Global Lupus awareness still low, new survey reveals

A new global survey from the World Lupus Federation has revealed that public awareness and understanding of lupus remained dangerously low worldwide, in spite of efforts to spotlight the debilitating autoimmune disease.

The findings, released on Tuesday ahead of World Lupus Day on May 10, painted a troubling picture of widespread misinformation, stigma, and poor public understanding surrounding lupus.

According to the survey, 58 per cent of respondents globally admitted they know little or nothing about lupus, underscoring the enormous awareness gap that continues to affect millions of people living with the disease.

Lupus is a chronic autoimmune disease that can damage nearly every organ in the body and, in severe cases, become life-threatening.

It occurs when the immune system mistakenly attacks healthy tissues and organs, affecting the joints, skin, kidneys, brain, heart, lungs, and blood cells.

The disease is notoriously difficult to diagnose because symptoms vary widely from one patient to another and often mimic other illnesses.

Although lupus is not contagious, misconceptions about the disease remain deeply entrenched.

The survey revealed significant regional differences in lupus awareness, as Europe recorded the lowest awareness levels, with 68 per cent of respondents reporting limited or no knowledge of the disease.

Asia followed closely at 64 per cent, while awareness was relatively higher in South America at 55 per cent, Africa at 54 per cent, and the United States at 53 per cent.

The data suggested that even in regions where awareness appeared comparatively better, understanding of the disease remained superficial.

WLF noted that these knowledge gaps contributed directly to delayed diagnosis, inadequate support for patients, and worsening health outcomes.

Beyond low awareness, the survey also highlighted the social stigma faced by people living with lupus due to persistent misinformation.

Regardless of lupus being a noncommunicable disease, 19 per cent of respondents incorrectly believed it could be contagious.

“The misconception appears to influence social behaviour, with 21 per cent saying they would feel uncomfortable sharing food with someone who has lupus, while 18 per cent admitted they would hesitate to hug a person living with the disease.”
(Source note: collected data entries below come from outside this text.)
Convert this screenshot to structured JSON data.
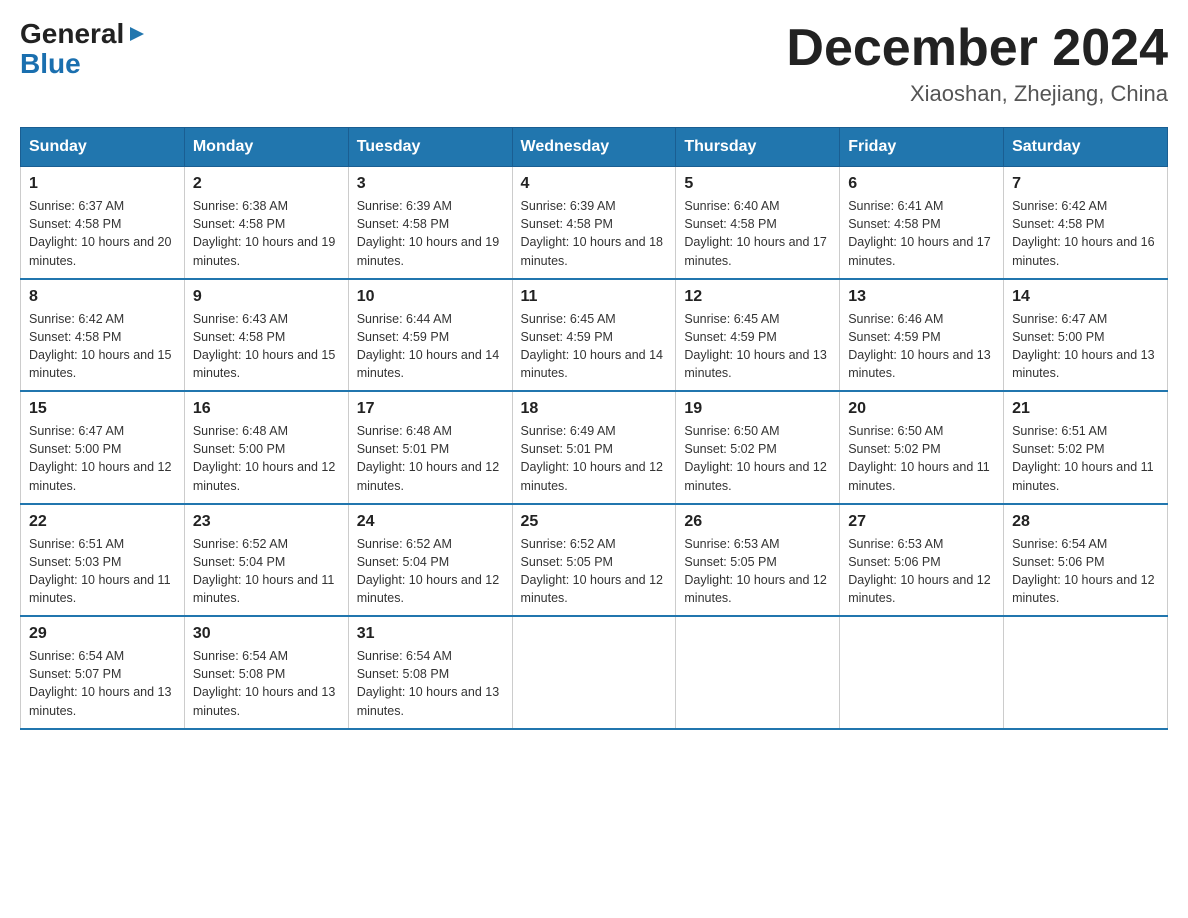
{
  "header": {
    "logo_general": "General",
    "logo_blue": "Blue",
    "month_title": "December 2024",
    "location": "Xiaoshan, Zhejiang, China"
  },
  "days_of_week": [
    "Sunday",
    "Monday",
    "Tuesday",
    "Wednesday",
    "Thursday",
    "Friday",
    "Saturday"
  ],
  "weeks": [
    [
      {
        "day": "1",
        "sunrise": "6:37 AM",
        "sunset": "4:58 PM",
        "daylight": "10 hours and 20 minutes."
      },
      {
        "day": "2",
        "sunrise": "6:38 AM",
        "sunset": "4:58 PM",
        "daylight": "10 hours and 19 minutes."
      },
      {
        "day": "3",
        "sunrise": "6:39 AM",
        "sunset": "4:58 PM",
        "daylight": "10 hours and 19 minutes."
      },
      {
        "day": "4",
        "sunrise": "6:39 AM",
        "sunset": "4:58 PM",
        "daylight": "10 hours and 18 minutes."
      },
      {
        "day": "5",
        "sunrise": "6:40 AM",
        "sunset": "4:58 PM",
        "daylight": "10 hours and 17 minutes."
      },
      {
        "day": "6",
        "sunrise": "6:41 AM",
        "sunset": "4:58 PM",
        "daylight": "10 hours and 17 minutes."
      },
      {
        "day": "7",
        "sunrise": "6:42 AM",
        "sunset": "4:58 PM",
        "daylight": "10 hours and 16 minutes."
      }
    ],
    [
      {
        "day": "8",
        "sunrise": "6:42 AM",
        "sunset": "4:58 PM",
        "daylight": "10 hours and 15 minutes."
      },
      {
        "day": "9",
        "sunrise": "6:43 AM",
        "sunset": "4:58 PM",
        "daylight": "10 hours and 15 minutes."
      },
      {
        "day": "10",
        "sunrise": "6:44 AM",
        "sunset": "4:59 PM",
        "daylight": "10 hours and 14 minutes."
      },
      {
        "day": "11",
        "sunrise": "6:45 AM",
        "sunset": "4:59 PM",
        "daylight": "10 hours and 14 minutes."
      },
      {
        "day": "12",
        "sunrise": "6:45 AM",
        "sunset": "4:59 PM",
        "daylight": "10 hours and 13 minutes."
      },
      {
        "day": "13",
        "sunrise": "6:46 AM",
        "sunset": "4:59 PM",
        "daylight": "10 hours and 13 minutes."
      },
      {
        "day": "14",
        "sunrise": "6:47 AM",
        "sunset": "5:00 PM",
        "daylight": "10 hours and 13 minutes."
      }
    ],
    [
      {
        "day": "15",
        "sunrise": "6:47 AM",
        "sunset": "5:00 PM",
        "daylight": "10 hours and 12 minutes."
      },
      {
        "day": "16",
        "sunrise": "6:48 AM",
        "sunset": "5:00 PM",
        "daylight": "10 hours and 12 minutes."
      },
      {
        "day": "17",
        "sunrise": "6:48 AM",
        "sunset": "5:01 PM",
        "daylight": "10 hours and 12 minutes."
      },
      {
        "day": "18",
        "sunrise": "6:49 AM",
        "sunset": "5:01 PM",
        "daylight": "10 hours and 12 minutes."
      },
      {
        "day": "19",
        "sunrise": "6:50 AM",
        "sunset": "5:02 PM",
        "daylight": "10 hours and 12 minutes."
      },
      {
        "day": "20",
        "sunrise": "6:50 AM",
        "sunset": "5:02 PM",
        "daylight": "10 hours and 11 minutes."
      },
      {
        "day": "21",
        "sunrise": "6:51 AM",
        "sunset": "5:02 PM",
        "daylight": "10 hours and 11 minutes."
      }
    ],
    [
      {
        "day": "22",
        "sunrise": "6:51 AM",
        "sunset": "5:03 PM",
        "daylight": "10 hours and 11 minutes."
      },
      {
        "day": "23",
        "sunrise": "6:52 AM",
        "sunset": "5:04 PM",
        "daylight": "10 hours and 11 minutes."
      },
      {
        "day": "24",
        "sunrise": "6:52 AM",
        "sunset": "5:04 PM",
        "daylight": "10 hours and 12 minutes."
      },
      {
        "day": "25",
        "sunrise": "6:52 AM",
        "sunset": "5:05 PM",
        "daylight": "10 hours and 12 minutes."
      },
      {
        "day": "26",
        "sunrise": "6:53 AM",
        "sunset": "5:05 PM",
        "daylight": "10 hours and 12 minutes."
      },
      {
        "day": "27",
        "sunrise": "6:53 AM",
        "sunset": "5:06 PM",
        "daylight": "10 hours and 12 minutes."
      },
      {
        "day": "28",
        "sunrise": "6:54 AM",
        "sunset": "5:06 PM",
        "daylight": "10 hours and 12 minutes."
      }
    ],
    [
      {
        "day": "29",
        "sunrise": "6:54 AM",
        "sunset": "5:07 PM",
        "daylight": "10 hours and 13 minutes."
      },
      {
        "day": "30",
        "sunrise": "6:54 AM",
        "sunset": "5:08 PM",
        "daylight": "10 hours and 13 minutes."
      },
      {
        "day": "31",
        "sunrise": "6:54 AM",
        "sunset": "5:08 PM",
        "daylight": "10 hours and 13 minutes."
      },
      null,
      null,
      null,
      null
    ]
  ]
}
The foundation warned that such attitudes deepened the emotional and psychological burden on patients, many of whom already struggled with chronic pain, fatigue, and uncertainty about their condition.

The survey also found widespread confusion around lupus diagnosis, with many respondents unsure of its causes and how it’s identified, leading to delays in recognition and treatment.
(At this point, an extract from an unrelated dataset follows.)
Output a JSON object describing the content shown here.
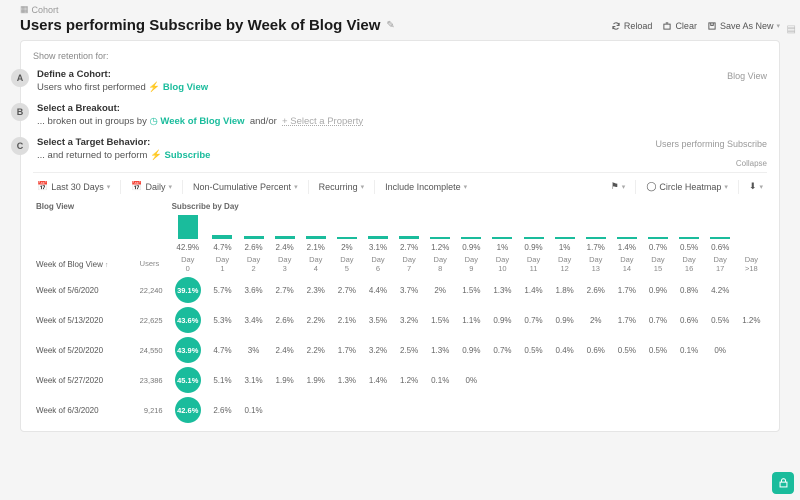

Medical experts had long argued that lupus patients frequently endured years of misdiagnosis before receiving proper care because symptoms could resemble conditions such as arthritis, chronic fatigue syndrome, kidney disease, or skin disorders.
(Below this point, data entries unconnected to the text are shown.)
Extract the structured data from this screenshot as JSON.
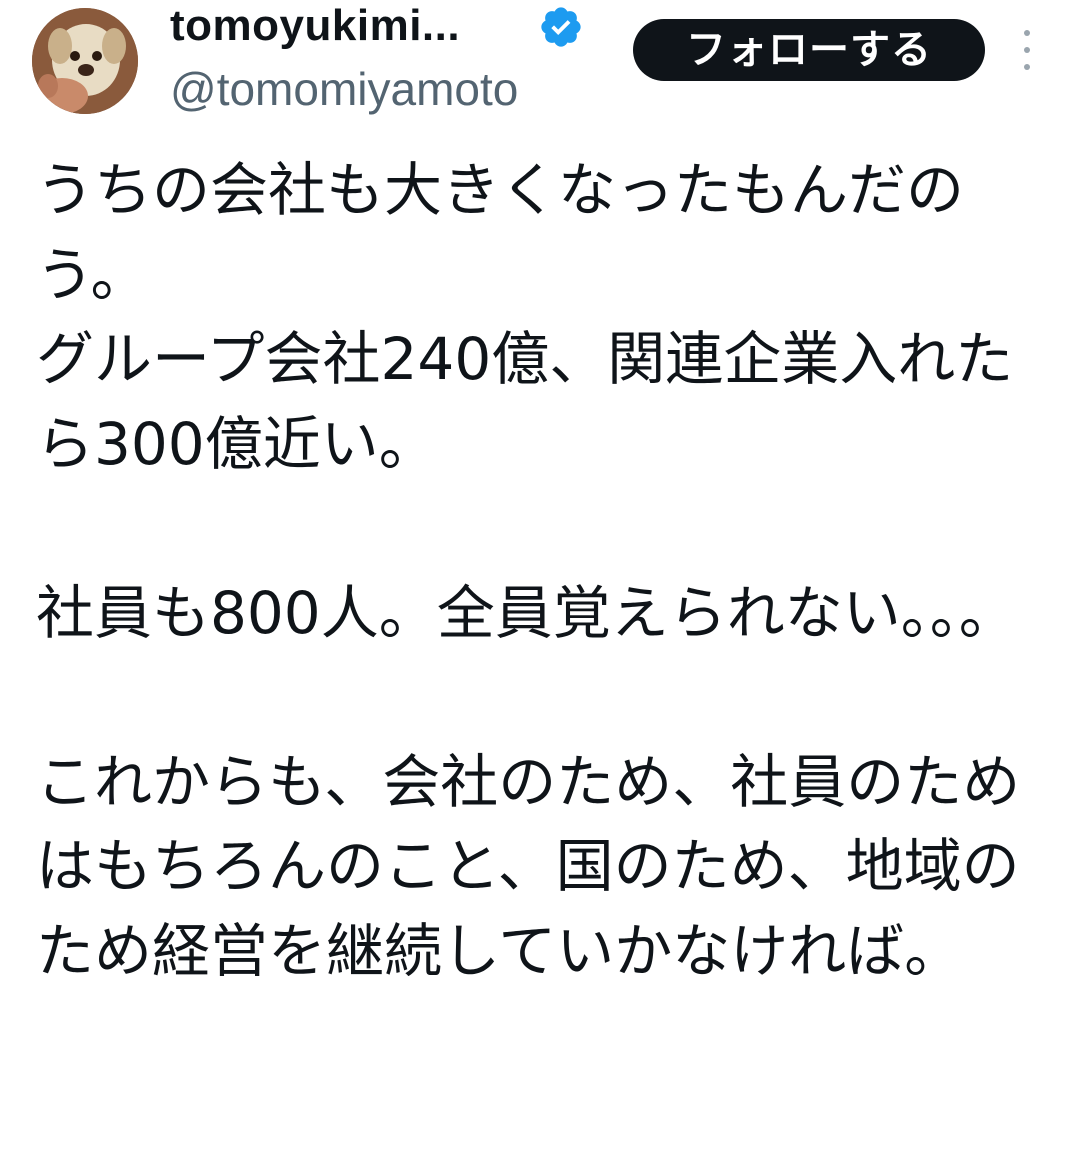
{
  "author": {
    "display_name": "tomoyukimi...",
    "handle": "@tomomiyamoto",
    "verified": true,
    "avatar_icon": "dog-avatar-icon",
    "verified_icon": "verified-badge-icon"
  },
  "actions": {
    "follow_label": "フォローする",
    "more_icon": "more-vertical-icon"
  },
  "tweet": {
    "text": "うちの会社も大きくなったもんだのう。\nグループ会社240億、関連企業入れたら300億近い。\n\n社員も800人。全員覚えられない。。。\n\nこれからも、会社のため、社員のためはもちろんのこと、国のため、地域のため経営を継続していかなければ。"
  },
  "colors": {
    "text": "#0f1419",
    "secondary_text": "#536471",
    "verified_blue": "#1d9bf0",
    "button_bg": "#0f1419",
    "button_text": "#ffffff"
  }
}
Notwithstanding the concerning findings, the survey also revealed encouraging signs that public education campaigns might be assisting in improving recognition of lupus symptoms among the public.

Louise Vetter, President and CEO of the Lupus Foundation of America, described the findings as both encouraging and sobering.

“Our community has made real progress in improving recognition of common lupus symptoms, but misconceptions persist.”

The survey highlights two urgent priorities: accelerate lupus awareness through education that meets people where they are – online, on social media and in traditional media; and provide stronger education for healthcare professionals.

The WLF urged healthcare systems to expand training of medical professionals on lupus symptoms, diagnosis timelines, and treatment pathways to reduce delays in identifying the disease.

The organisation also called on journalists, editors, media organisations, and digital content creators to give lupus sustained and serious attention comparable to other chronic illnesses affecting millions globally.

Vetter added that improving professional medical education was equally vital, stressing that people living with lupus “deserve to feel seen, believed, and supported through better information and care.”

World Lupus Day, observed annually on May 10, seeks to raise awareness about the disease, advocate for improved healthcare services, and mobilise support for research into better treatments and, ultimately, a cure.

The theme for Lupus Awareness Month and World Lupus Day 2026 is “Make Lupus Visible”.